Since we had driven all that way and I was getting peckish, we decided to stop for lunch. Little did we know what a treat we were in for.

The Cowbell Brewing Company is this incredible facility just south of the town. Besides an amazing craft brewery, it boasts a huge restaurant, pub and meeting/event rooms.

It's really new (started selling beer in 2016) and it's already a big attraction. We managed to get a table without a reservation, but there were many, many people who came in after us, and the waitress (Amy) said that during the summer theatre season, calling ahead is a must.

Not only is the business multi-faceted - with about a bazillion different kinds of beer and a scrumptious line-up of dishes on the menu - it has strong environmental and community beliefs.

Beer is made in a closed-loop system that is energy- and water-efficient. The company gives five cents of every can and pint of beer sold back to the community - four Ontario children's hospitals to be precise. Our menu said that they had already provided more than $200,000 this way.

They also generously donated $1 million to The Canadian Centre for Rural Creativity, which is also in Blyth.

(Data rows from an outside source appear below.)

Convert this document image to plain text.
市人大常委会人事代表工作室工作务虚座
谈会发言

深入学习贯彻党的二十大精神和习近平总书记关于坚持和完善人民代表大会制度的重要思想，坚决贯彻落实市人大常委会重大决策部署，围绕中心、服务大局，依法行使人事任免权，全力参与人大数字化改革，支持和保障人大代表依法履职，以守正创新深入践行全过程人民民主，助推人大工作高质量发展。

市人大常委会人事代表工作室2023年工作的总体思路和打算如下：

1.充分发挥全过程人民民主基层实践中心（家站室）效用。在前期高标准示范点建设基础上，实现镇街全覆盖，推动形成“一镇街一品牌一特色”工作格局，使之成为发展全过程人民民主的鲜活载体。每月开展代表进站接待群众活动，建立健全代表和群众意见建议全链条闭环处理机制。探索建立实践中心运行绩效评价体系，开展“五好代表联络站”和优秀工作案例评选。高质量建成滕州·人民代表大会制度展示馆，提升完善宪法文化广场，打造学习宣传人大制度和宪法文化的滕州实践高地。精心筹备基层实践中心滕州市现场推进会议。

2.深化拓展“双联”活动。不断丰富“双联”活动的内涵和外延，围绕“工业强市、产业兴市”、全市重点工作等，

Beer is the mainstay, and although he's mostly a scotch man, Rob sampled the McNall's Mission - a smooth honey-brown ale. YUM - I had to have a slurp, too - and I really like the dark caramel taste.

The restaurant also makes lovely, thin-crust wood-fired pizzas. Rob indulged in the Margharita, which had tomato sauce, bocconcini and fresh basil, while I had a Nicoise salad. Both were delectable and Rob even had to pack some of his to go.

Cowbell puts its values in plain sight for all to see above the restaurant: Quality, Integrity, Community, Social Responsibility. Very cool.

All in all, it was a great day, and it was extra nice that we got to explore a new, thriving business member of rural Ontario.